The Scots, the overwhelming favorite, squandered a 32-10 lead with half an hour to go with poor defense around the rucks.
“We weren’t able to slow down their ball enough in the second half,” Gregor Townsend said after his first home match as coach. “We did that well in the first half, when we got a few turnovers to play off, but in the second half they were getting momentum.”
To the credit of Manu Samoa, in a week in which their oft-criticized administrators declared their union bankrupt, they never gave up. They didn’t threaten to win their first test this year, but they made Scotland extremely uncomfortable.
Scotland split its six tries evenly in each half, but just when each second-half try seemed to herald safety, the Samoans replied within three minutes each time with a try of their own. The Samoans finished with five, their highest score against Scotland, and their highest score anywhere in more than four years.
“I felt like even though the result didn’t go our way, it almost put us back on the map,” Samoa captain Chris Vui said. “We’re a really proud country and we’re here to play rugby.”
After hooker Stuart McInally’s second try from a rolling maul made it 32-10, Scotland appeared supreme. It wasn’t dominating possession or territory but using lineouts effectively, turning over ruck ball, and taking its chances in the 22. It had the confidence to debut three reserves, with starting prop Darryl Marfo.

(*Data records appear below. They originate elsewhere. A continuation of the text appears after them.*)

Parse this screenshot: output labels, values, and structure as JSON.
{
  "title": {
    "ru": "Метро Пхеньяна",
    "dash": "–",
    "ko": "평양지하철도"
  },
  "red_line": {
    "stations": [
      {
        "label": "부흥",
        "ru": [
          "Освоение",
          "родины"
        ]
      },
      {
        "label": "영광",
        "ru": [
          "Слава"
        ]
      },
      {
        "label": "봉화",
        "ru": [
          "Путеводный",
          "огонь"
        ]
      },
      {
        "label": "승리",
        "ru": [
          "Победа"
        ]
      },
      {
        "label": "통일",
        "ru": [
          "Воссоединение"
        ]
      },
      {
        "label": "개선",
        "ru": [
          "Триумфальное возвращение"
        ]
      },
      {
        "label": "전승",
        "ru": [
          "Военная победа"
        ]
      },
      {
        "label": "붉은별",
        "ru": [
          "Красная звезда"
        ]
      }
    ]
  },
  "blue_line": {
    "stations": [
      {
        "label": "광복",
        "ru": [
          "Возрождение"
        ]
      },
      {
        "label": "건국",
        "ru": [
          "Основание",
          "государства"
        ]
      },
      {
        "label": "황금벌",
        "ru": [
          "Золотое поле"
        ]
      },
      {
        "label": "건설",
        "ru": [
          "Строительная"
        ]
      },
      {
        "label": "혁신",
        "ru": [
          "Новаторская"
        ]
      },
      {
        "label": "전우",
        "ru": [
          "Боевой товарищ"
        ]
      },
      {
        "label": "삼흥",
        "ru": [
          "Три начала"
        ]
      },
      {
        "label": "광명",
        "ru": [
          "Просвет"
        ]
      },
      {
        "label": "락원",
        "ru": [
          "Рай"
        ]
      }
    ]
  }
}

But within three minutes, Scotland’s close-in defense was shown up again as Samoa flanker Piula Fa’asalele crossed after several pick-and-goes.
When Tim Nanai-Williams, usually a fullback but playing flyhalf for the first time like a veteran, angled off ruck ball and sped in, Samoa cut the gap to eight with less than a quarter to go.

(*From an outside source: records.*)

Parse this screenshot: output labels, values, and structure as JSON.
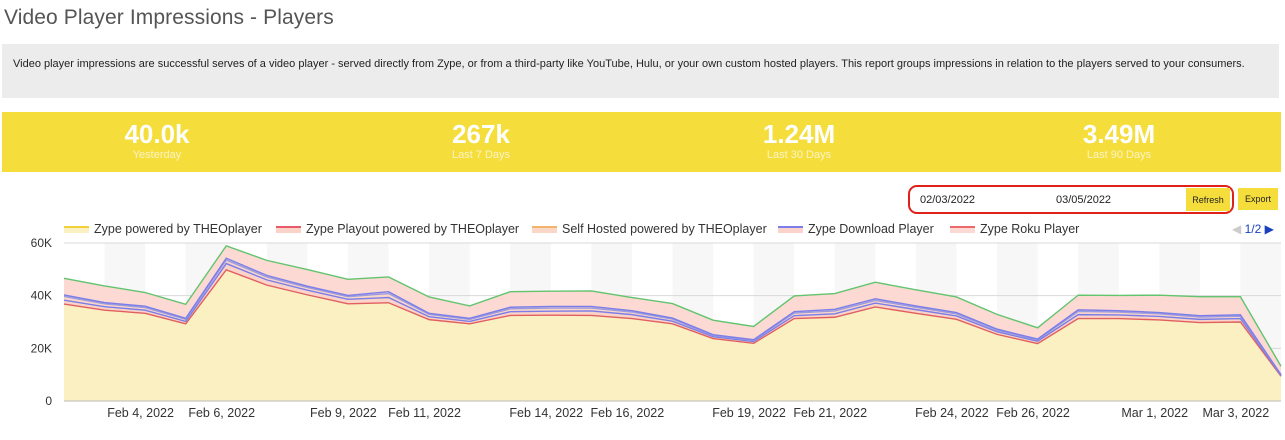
{
  "page": {
    "title": "Video Player Impressions - Players",
    "description": "Video player impressions are successful serves of a video player - served directly from Zype, or from a third-party like YouTube, Hulu, or your own custom hosted players. This report groups impressions in relation to the players served to your consumers."
  },
  "stats": [
    {
      "value": "40.0k",
      "label": "Yesterday"
    },
    {
      "value": "267k",
      "label": "Last 7 Days"
    },
    {
      "value": "1.24M",
      "label": "Last 30 Days"
    },
    {
      "value": "3.49M",
      "label": "Last 90 Days"
    }
  ],
  "controls": {
    "start_date": "02/03/2022",
    "end_date": "03/05/2022",
    "refresh_label": "Refresh",
    "export_label": "Export"
  },
  "legend_pager": {
    "prev": "◀",
    "page": "1/2",
    "next": "▶"
  },
  "colors": {
    "accent": "#f5de3c",
    "highlight": "#e0211a"
  },
  "chart_data": {
    "type": "area",
    "stacked": true,
    "ylim": [
      0,
      60000
    ],
    "yticks": [
      0,
      20000,
      40000,
      60000
    ],
    "ytick_labels": [
      "0",
      "20K",
      "40K",
      "60K"
    ],
    "x": [
      "2022-02-03",
      "2022-02-04",
      "2022-02-05",
      "2022-02-06",
      "2022-02-07",
      "2022-02-08",
      "2022-02-09",
      "2022-02-10",
      "2022-02-11",
      "2022-02-12",
      "2022-02-13",
      "2022-02-14",
      "2022-02-15",
      "2022-02-16",
      "2022-02-17",
      "2022-02-18",
      "2022-02-19",
      "2022-02-20",
      "2022-02-21",
      "2022-02-22",
      "2022-02-23",
      "2022-02-24",
      "2022-02-25",
      "2022-02-26",
      "2022-02-27",
      "2022-02-28",
      "2022-03-01",
      "2022-03-02",
      "2022-03-03",
      "2022-03-04",
      "2022-03-05"
    ],
    "xtick_labels": [
      {
        "x": "2022-02-04",
        "label": "Feb 4, 2022"
      },
      {
        "x": "2022-02-06",
        "label": "Feb 6, 2022"
      },
      {
        "x": "2022-02-09",
        "label": "Feb 9, 2022"
      },
      {
        "x": "2022-02-11",
        "label": "Feb 11, 2022"
      },
      {
        "x": "2022-02-14",
        "label": "Feb 14, 2022"
      },
      {
        "x": "2022-02-16",
        "label": "Feb 16, 2022"
      },
      {
        "x": "2022-02-19",
        "label": "Feb 19, 2022"
      },
      {
        "x": "2022-02-21",
        "label": "Feb 21, 2022"
      },
      {
        "x": "2022-02-24",
        "label": "Feb 24, 2022"
      },
      {
        "x": "2022-02-26",
        "label": "Feb 26, 2022"
      },
      {
        "x": "2022-03-01",
        "label": "Mar 1, 2022"
      },
      {
        "x": "2022-03-03",
        "label": "Mar 3, 2022"
      }
    ],
    "series": [
      {
        "name": "Zype powered by THEOplayer",
        "color": "#f2d23a",
        "fill": "#fbf0c2",
        "stroke": "#e06060",
        "values": [
          36800,
          34500,
          33300,
          29300,
          49800,
          44000,
          40300,
          36900,
          37300,
          30900,
          29300,
          32500,
          32600,
          32500,
          31300,
          29300,
          23700,
          21900,
          31300,
          31800,
          35700,
          33300,
          31000,
          25300,
          21800,
          31300,
          31300,
          30800,
          29800,
          30000,
          9400
        ]
      },
      {
        "name": "Zype Playout powered by THEOplayer",
        "color": "#e85a6a",
        "fill": "#fbd3c9",
        "stroke": "#7b7ee8",
        "values": [
          1500,
          1300,
          1200,
          900,
          2400,
          2000,
          1800,
          1700,
          2000,
          1100,
          900,
          1400,
          1500,
          1700,
          1500,
          1000,
          700,
          700,
          1100,
          1300,
          1500,
          1400,
          1300,
          1000,
          900,
          1500,
          1400,
          1300,
          1200,
          1300,
          300
        ]
      },
      {
        "name": "Self Hosted powered by THEOplayer",
        "color": "#f2b46a",
        "fill": "#fbd7c8",
        "stroke": "#9b9be0",
        "values": [
          1400,
          1100,
          1000,
          800,
          1300,
          1100,
          1000,
          1000,
          1500,
          900,
          800,
          1100,
          1200,
          1100,
          1000,
          800,
          500,
          400,
          1000,
          1100,
          1000,
          900,
          800,
          600,
          500,
          1200,
          1100,
          1000,
          900,
          900,
          200
        ]
      },
      {
        "name": "Zype Download Player",
        "color": "#7b7ee8",
        "fill": "#fbd3cc",
        "stroke": "#7b7ee8",
        "values": [
          600,
          500,
          500,
          400,
          700,
          600,
          500,
          500,
          700,
          400,
          400,
          600,
          600,
          600,
          500,
          400,
          300,
          300,
          500,
          600,
          600,
          500,
          500,
          400,
          300,
          600,
          500,
          500,
          500,
          500,
          100
        ]
      },
      {
        "name": "Zype Roku Player",
        "color": "#ee6a6a",
        "fill": "#fcd9d2",
        "stroke": "#62c46f",
        "values": [
          6300,
          6300,
          5200,
          5300,
          4700,
          5700,
          6300,
          6100,
          5600,
          6200,
          4700,
          5900,
          5800,
          5900,
          5000,
          5500,
          5500,
          5000,
          6000,
          6000,
          6300,
          6100,
          5900,
          5600,
          4300,
          5600,
          5800,
          6600,
          7200,
          6900,
          3200
        ]
      }
    ]
  }
}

When Alex Dunbar crashed over between two Samoans, Samoa hit straight back through counterpart Kieron Fonotia, and was only six behind.
When replacement Pete Horne finished a counterattack launched by fullback Stuart Hogg with six minutes left, Scotland looked safe once more. But Samoa hit back quickly again, replacement flanker Ofisa Treviranus running in untouched from a ruck with three minutes to go.

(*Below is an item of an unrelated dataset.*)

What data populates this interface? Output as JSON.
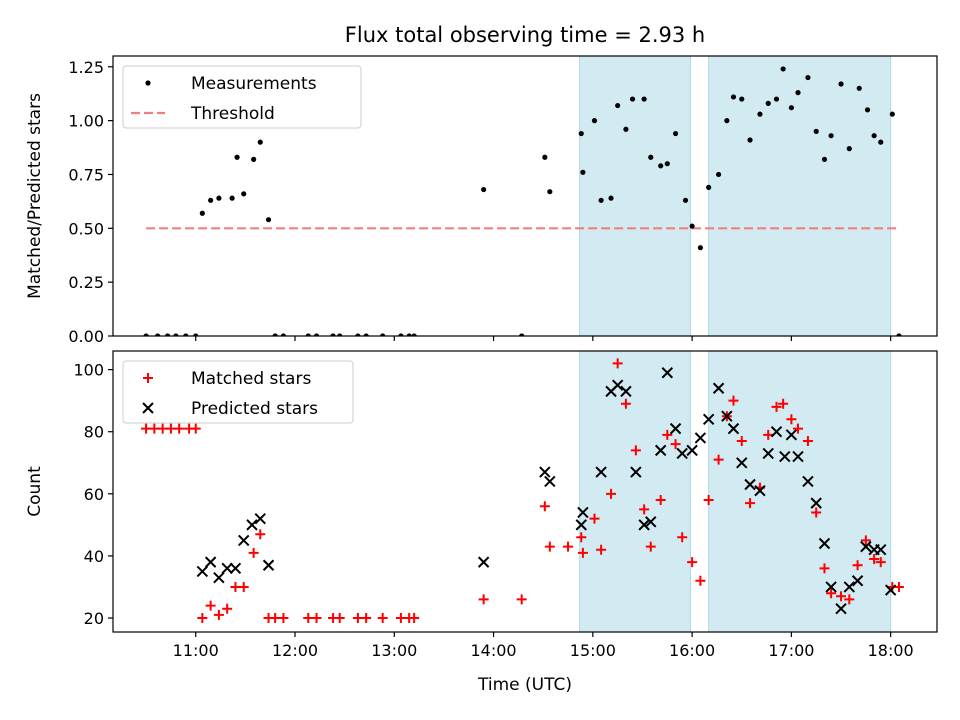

Nanai-Williams’ fifth conversion gave him a match tally of 18 points.
In the end, fulltime came as a relief for Scotland, even though it surpassed its previous highest score against Samoa, 38 in 2004 in Wellington.
Scotland began not only with home advantage and a sell-out crowd of 67,000 but also cohesion: Five Edinburgh players in the pack and an all-Glasgow backline. The knowledge showed in the first half. Scotland scored after only 94 seconds, when a Finn Russell grubber-kick was chipped on by wing Tommy Seymour and the ball bounced kindly for Hogg to pouch and score.
Samoa lock Josh Tyrell scored a try on debut between the posts from a quick-tap.
Then Scotland prop WP Nel walked off with a suspected broken forearm, and his teammates finished the half in a rush. Hogg set up center Huw Jones to score in the left corner, and McInally scored in injury time from a lineout drive.
It all looked promising for Scotland. But the defense withered.